I'm running a couple of game servers for Warcraft 3 based on GHost++ 17.0. It works like a charm on most of the servers, but on a few of them, mainly those from server4you or from VPS providers, I have an odd problem, that I failed to solve even tho searching for a solution for a couple of weeks now.

Basically, there are multiple processes of my modified version of ghost++ running, each has 10 connections, one to each of the 10 players ingame.
The connections are in a FD_SET and are handled using select() in a main loop that updates whenever a fd is ready or 50ms have passed.

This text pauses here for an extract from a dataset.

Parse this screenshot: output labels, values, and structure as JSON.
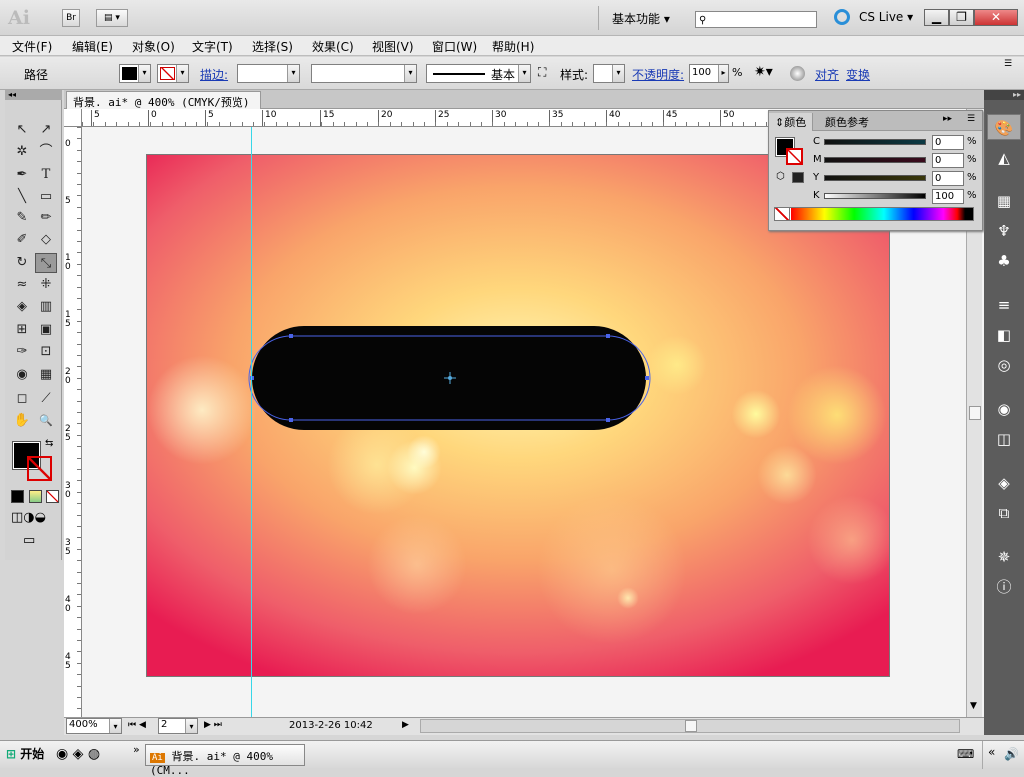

So far there are no problems. But on some of the servers, at random times, from once a week to multiple times a day, a big percentage of the players get dropped at once (usually connection reset), not only in one process, but in many processes at the same time. Usually about 20-60%, which pretty much 1:1 can be translated into 20-60 players/connections get dropped simultaneously.

The servers in question are running different system, but all debian. The worst server runs kernel 2.6.32-bpo.5-amd64, gcc-4.4 and is hosted by server4you in Köln, Germany. The IT support from server4you told us there is nothing wrong on their end, there are no messages in dmesg or other logfiles that I know of, there are no errors on eth0 and the CPU is at ~95% idle all time. There is nothing else running on those servers, except for a spawning process that is listening on a port for incoming requests to spawn new ghost++ processes. (Ofc there is the usual Debian stuff running but it's not used. The server was newly installed and it's only purpose is to serve games)

I'm really desperate to find out what is causing this. Can someone point me into the right direction or give me some tips how to debug this?

I hope I didn't forget any vital information. Thanks so much for your attention.

tl;dr:
Lots of people disconnect at the same time, seemingly random. Sockets handled using select().

NarOzlington

PS:
I was unable to find any parallels between the drops.

PPS:
Most people are able to reconnect seconds later.